O ile dusza w Bogu, o tyle Bóg w duszy."
Adam Mickiewicz
"Dawniej żądałem od ludzi więcej niż mogą dać: ciągłej przyjaźni, nieustannego wzruszenia. Dziś umiem od nich żądać mniej, niż mogą dać: towarzystwa bez frazesów. I ich wzruszenie, ich przyjaźń, ich szlachetne gesty zachowują w moich oczach całą wartość cudu: są łaską."
Albert Camus
Pisać o wzruszeniu... Hmm... Trudna sprawa, ale potrzebna.
Do stworzenia tego wpisu zainspirował mnie filmik o maleńkim dziecku wzruszającym się, gdy śpiewa jego mama. Ostatni hit internetu. Można mieć mieszane uczucia - dziecko może się bać, nie wiedzieć co robić, może dla niego to dziwne uczucie, jednakże ja widzę w nim właśnie trochę z dorosłego wzruszenia.
Czy można tkliwość dzielić na dorosłą i dziecinną?

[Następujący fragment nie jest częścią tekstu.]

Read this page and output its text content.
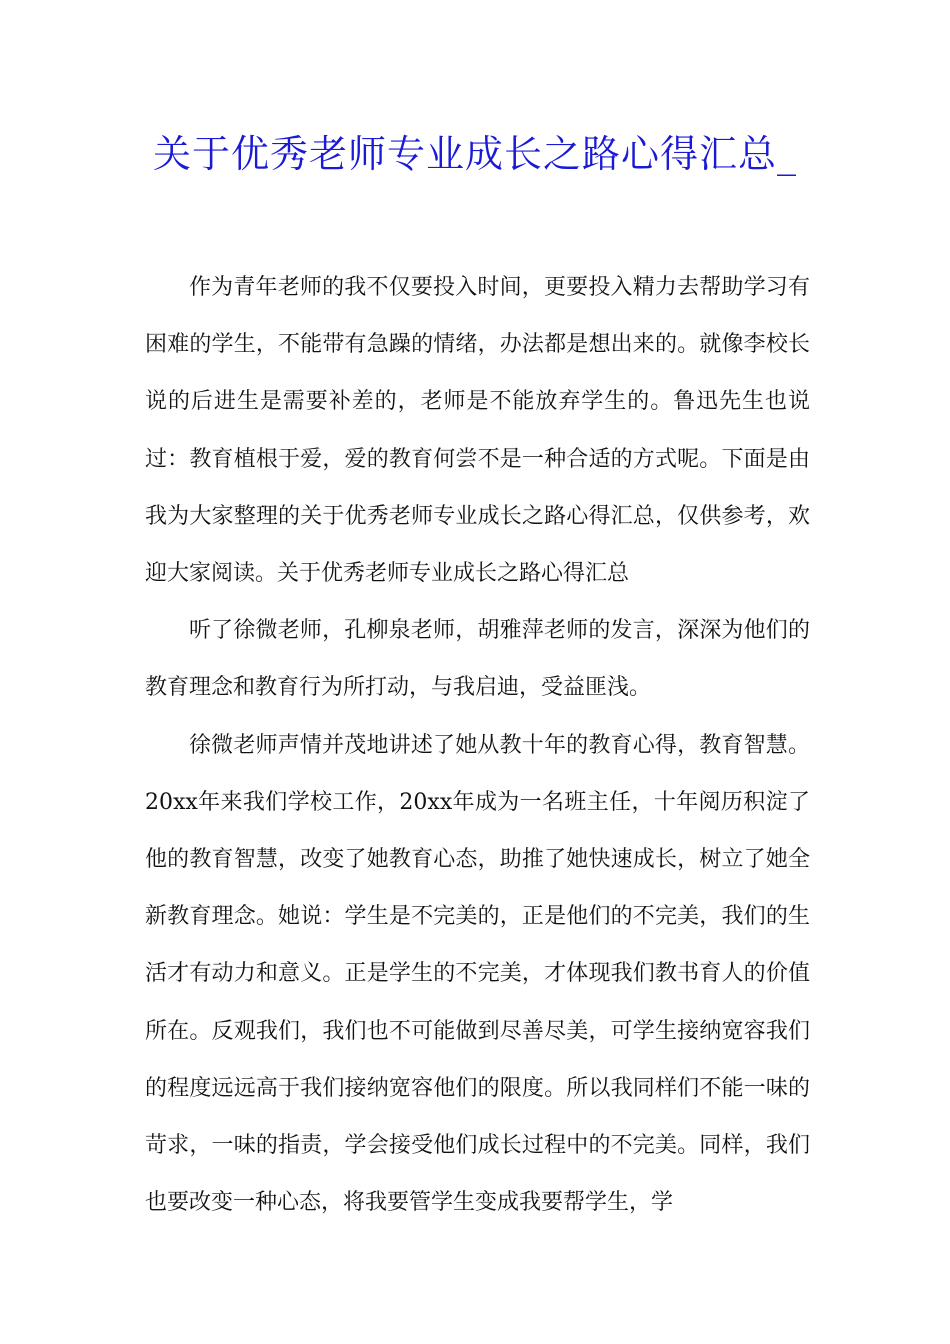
关于优秀老师专业成长之路心得汇总_

作为青年老师的我不仅要投入时间，更要投入精力去帮助学习有困难的学生，不能带有急躁的情绪，办法都是想出来的。就像李校长说的后进生是需要补差的，老师是不能放弃学生的。鲁迅先生也说过：教育植根于爱，爱的教育何尝不是一种合适的方式呢。下面是由我为大家整理的关于优秀老师专业成长之路心得汇总，仅供参考，欢迎大家阅读。关于优秀老师专业成长之路心得汇总

听了徐微老师，孔柳泉老师，胡雅萍老师的发言，深深为他们的教育理念和教育行为所打动，与我启迪，受益匪浅。

徐微老师声情并茂地讲述了她从教十年的教育心得，教育智慧。20xx年来我们学校工作，20xx年成为一名班主任，十年阅历积淀了他的教育智慧，改变了她教育心态，助推了她快速成长，树立了她全新教育理念。她说：学生是不完美的，正是他们的不完美，我们的生活才有动力和意义。正是学生的不完美，才体现我们教书育人的价值所在。反观我们，我们也不可能做到尽善尽美，可学生接纳宽容我们的程度远远高于我们接纳宽容他们的限度。所以我同样们不能一味的苛求，一味的指责，学会接受他们成长过程中的不完美。同样，我们也要改变一种心态，将我要管学生变成我要帮学生，学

Myślę, że każda jest infantylna - i taką właśnie najlepiej jest przejawiać, bo jest autentyczna.
Czym jest wzruszenie?
Bardzo szkoda mi ludzi, którzy zalakowali gdzieś głęboko swoje "czujki" obojętnością. Przykro mi, gdy widzę pogardę w ich oczach dla piękna. Przykro mi, gdy idąc parę godzin drogą widzą tylko ekran swojego iPhone'a, po długim czasie spostrzegając, że w ogóle są w pięknym parku, mają przed sobą niepowtarzalny zachód słońca, czy w pośpiechu w drodze do pracy - wschód słońca, albo też plejadę gwiazd nocą.

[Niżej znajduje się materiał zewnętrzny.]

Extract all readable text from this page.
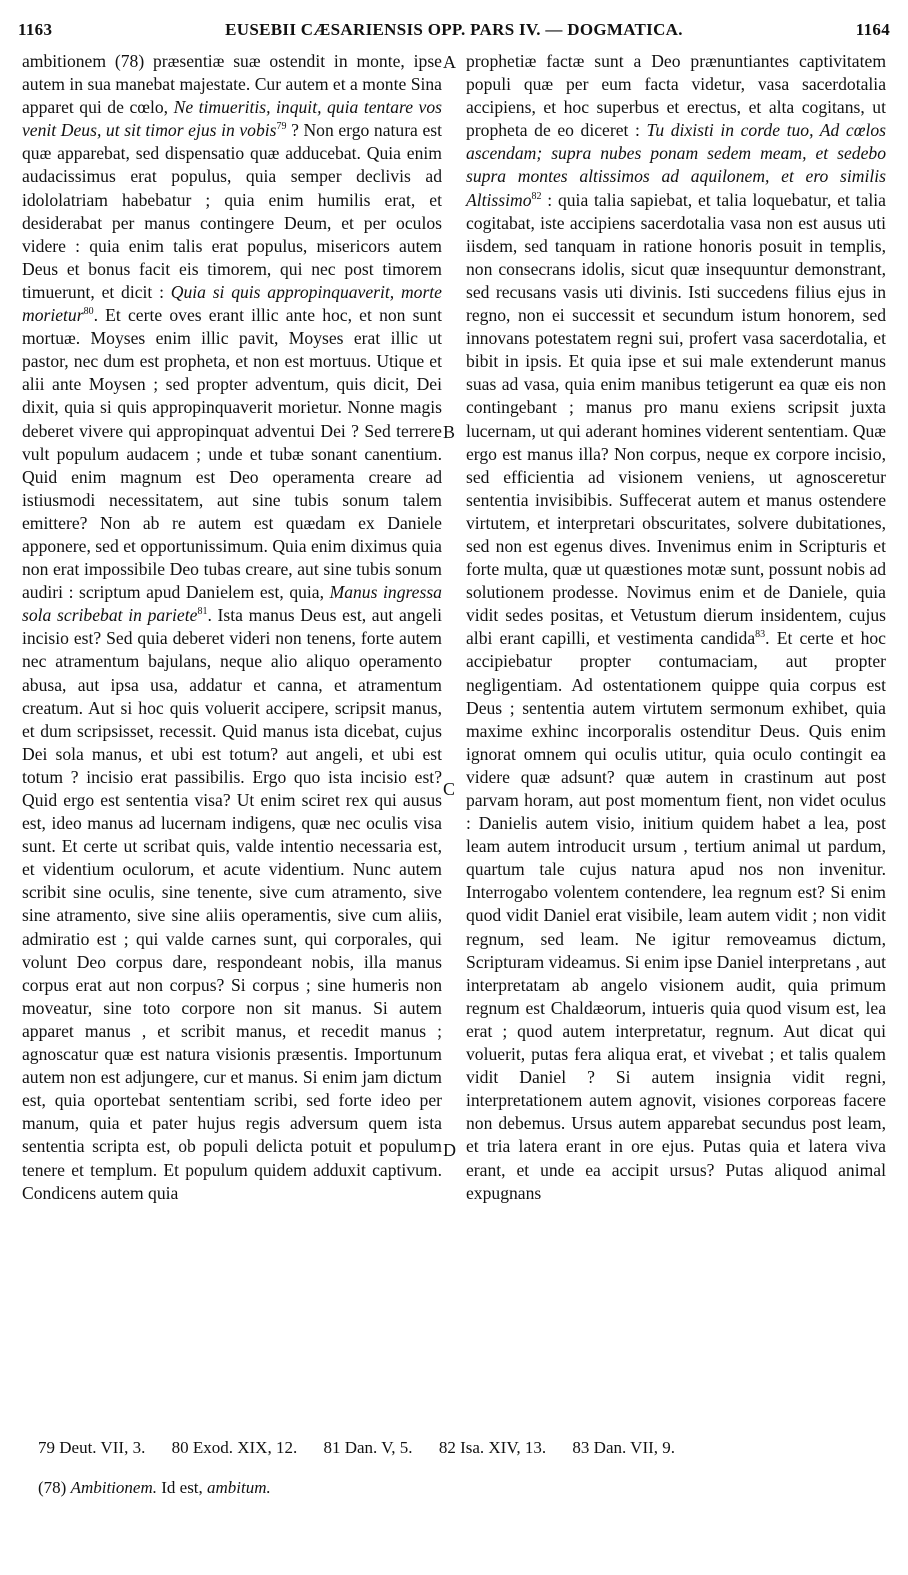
1163	EUSEBII CÆSARIENSIS OPP. PARS IV. — DOGMATICA.	1164
A
B
C
D

ambitionem (78) præsentiæ suæ ostendit in monte, ipse autem in sua manebat majestate. Cur autem et a monte Sina apparet qui de cœlo, Ne timueritis, inquit, quia tentare vos venit Deus, ut sit timor ejus in vobis$^{79}$ ? Non ergo natura est quæ apparebat, sed dispensatio quæ adducebat. Quia enim audacissimus erat populus, quia semper declivis ad idololatriam habebatur ; quia enim humilis erat, et desiderabat per manus contingere Deum, et per oculos videre : quia enim talis erat populus, misericors autem Deus et bonus facit eis timorem, qui nec post timorem timuerunt, et dicit : Quia si quis appropinquaverit, morte morietur$^{80}$. Et certe oves erant illic ante hoc, et non sunt mortuæ. Moyses enim illic pavit, Moyses erat illic ut pastor, nec dum est propheta, et non est mortuus. Utique et alii ante Moysen ; sed propter adventum, quis dicit, Dei dixit, quia si quis appropinquaverit morietur. Nonne magis deberet vivere qui appropinquat adventui Dei ? Sed terrere vult populum audacem ; unde et tubæ sonant canentium. Quid enim magnum est Deo operamenta creare ad istiusmodi necessitatem, aut sine tubis sonum talem emittere? Non ab re autem est quædam ex Daniele apponere, sed et opportunissimum. Quia enim diximus quia non erat impossibile Deo tubas creare, aut sine tubis sonum audiri : scriptum apud Danielem est, quia, Manus ingressa sola scribebat in pariete$^{81}$. Ista manus Deus est, aut angeli incisio est? Sed quia deberet videri non tenens, forte autem nec atramentum bajulans, neque alio aliquo operamento abusa, aut ipsa usa, addatur et canna, et atramentum creatum. Aut si hoc quis voluerit accipere, scripsit manus, et dum scripsisset, recessit. Quid manus ista dicebat, cujus Dei sola manus, et ubi est totum? aut angeli, et ubi est totum ? incisio erat passibilis. Ergo quo ista incisio est? Quid ergo est sententia visa? Ut enim sciret rex qui ausus est, ideo manus ad lucernam indigens, quæ nec oculis visa sunt. Et certe ut scribat quis, valde intentio necessaria est, et videntium oculorum, et acute videntium. Nunc autem scribit sine oculis, sine tenente, sive cum atramento, sive sine atramento, sive sine aliis operamentis, sive cum aliis, admiratio est ; qui valde carnes sunt, qui corporales, qui volunt Deo corpus dare, respondeant nobis, illa manus corpus erat aut non corpus? Si corpus ; sine humeris non moveatur, sine toto corpore non sit manus. Si autem apparet manus , et scribit manus, et recedit manus ; agnoscatur quæ est natura visionis præsentis. Importunum autem non est adjungere, cur et manus. Si enim jam dictum est, quia oportebat sententiam scribi, sed forte ideo per manum, quia et pater hujus regis adversum quem ista sententia scripta est, ob populi delicta potuit et populum tenere et templum. Et populum quidem adduxit captivum. Condicens autem quia

prophetiæ factæ sunt a Deo prænuntiantes captivitatem populi quæ per eum facta videtur, vasa sacerdotalia accipiens, et hoc superbus et erectus, et alta cogitans, ut propheta de eo diceret : Tu dixisti in corde tuo, Ad cœlos ascendam; supra nubes ponam sedem meam, et sedebo supra montes altissimos ad aquilonem, et ero similis Altissimo$^{82}$ : quia talia sapiebat, et talia loquebatur, et talia cogitabat, iste accipiens sacerdotalia vasa non est ausus uti iisdem, sed tanquam in ratione honoris posuit in templis, non consecrans idolis, sicut quæ insequuntur demonstrant, sed recusans vasis uti divinis. Isti succedens filius ejus in regno, non ei successit et secundum istum honorem, sed innovans potestatem regni sui, profert vasa sacerdotalia, et bibit in ipsis. Et quia ipse et sui male extenderunt manus suas ad vasa, quia enim manibus tetigerunt ea quæ eis non contingebant ; manus pro manu exiens scripsit juxta lucernam, ut qui aderant homines viderent sententiam. Quæ ergo est manus illa? Non corpus, neque ex corpore incisio, sed efficientia ad visionem veniens, ut agnosceretur sententia invisibibis. Suffecerat autem et manus ostendere virtutem, et interpretari obscuritates, solvere dubitationes, sed non est egenus dives. Invenimus enim in Scripturis et forte multa, quæ ut quæstiones motæ sunt, possunt nobis ad solutionem prodesse. Novimus enim et de Daniele, quia vidit sedes positas, et Vetustum dierum insidentem, cujus albi erant capilli, et vestimenta candida$^{83}$. Et certe et hoc accipiebatur propter contumaciam, aut propter negligentiam. Ad ostentationem quippe quia corpus est Deus ; sententia autem virtutem sermonum exhibet, quia maxime exhinc incorporalis ostenditur Deus. Quis enim ignorat omnem qui oculis utitur, quia oculo contingit ea videre quæ adsunt? quæ autem in crastinum aut post parvam horam, aut post momentum fient, non videt oculus : Danielis autem visio, initium quidem habet a lea, post leam autem introducit ursum , tertium animal ut pardum, quartum tale cujus natura apud nos non invenitur. Interrogabo volentem contendere, lea regnum est? Si enim quod vidit Daniel erat visibile, leam autem vidit ; non vidit regnum, sed leam. Ne igitur removeamus dictum, Scripturam videamus. Si enim ipse Daniel interpretans , aut interpretatam ab angelo visionem audit, quia primum regnum est Chaldæorum, intueris quia quod visum est, lea erat ; quod autem interpretatur, regnum. Aut dicat qui voluerit, putas fera aliqua erat, et vivebat ; et talis qualem vidit Daniel ? Si autem insignia vidit regni, interpretationem autem agnovit, visiones corporeas facere non debemus. Ursus autem apparebat secundus post leam, et tria latera erant in ore ejus. Putas quia et latera viva erant, et unde ea accipit ursus? Putas aliquod animal expugnans

79 Deut. VII, 3. 80 Exod. XIX, 12. 81 Dan. V, 5. 82 Isa. XIV, 13. 83 Dan. VII, 9.
(78) Ambitionem. Id est, ambitum.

To, co dzieje się wokół dotyka naszych wrażliwych miejsc i sprawia, że uśmiech zaczyna zdobić nasze oblicze.
LUDZIE - otwórzcie oczy!
Czym byłabym bez wzruszenia? Kościotrupem. Nie chcę nim być, kocham się wzruszać.
Dlaczego często kryjesz swoje przeżycia?Wzruszenie właśnie jest aktem bardzo krótkim, nagłym, o dużym często nasileniu, lecz prawdziwym, wręcz FIZJOLOGICZNYM. Nie wstydź się.
***
Rozrzewnieniem jest dla mnie pączek zmieniający się w soczysty liść.
Nagle - całe drzewo zamieniające się w zieloną kulę.
Czy widziałeś kiedyś najpiękniejszy witraż świata? Stoisz pod drzewem a niedawno wyrośnięte liście przepuszczają przez siebie światło słoneczne.
Wzruszam się i wzruszam, płacząc w duchu widząc biedę tego świata. Często toniesz w morzu smutków i szarości - wzruszenie jest chwiejne, tak, może nie jest stałym lądem, lecz przypominam Kochany, że wzruszenia są wyspami, wysepkami. Mocniejsze - półwyspami.
Ja chcę archipelag wzruszeń! ARCHIPELAG WZRUSZEŃ.To każdy dźwięk, kolor, szept, świst, trzask, kształt, struktura, głębia, ogrom, dal, toń - to one są nam dane, by tworzyć archipelagi. Dziękuj Bogu za zmysły, które są naszymi architektami z najwyższym wykształceniem. Pomóż im tylko zdobyć doświadczenie - wzrusz wyobraźnię, OTWÓRZ ją, zasmakuj, zanurz się wbrew wszystkiemu.
Mam wrażenie, że patrzę na świat odbity w lustrze. Wszystko na opak.
Dziś wzrusza cię sarkazm, dziś wzrusza cię szydzenie, dziś wzrusza cię czyjś ból, twoja przyjemność.
Idź precz z taką karykaturą, idź precz! To nie te oczy masz otworzyć, nie te!
Zadanie na dziś: sprawdź w słowniku znaczenie słowa 'zachwyt', zapamiętaj, zastosuj.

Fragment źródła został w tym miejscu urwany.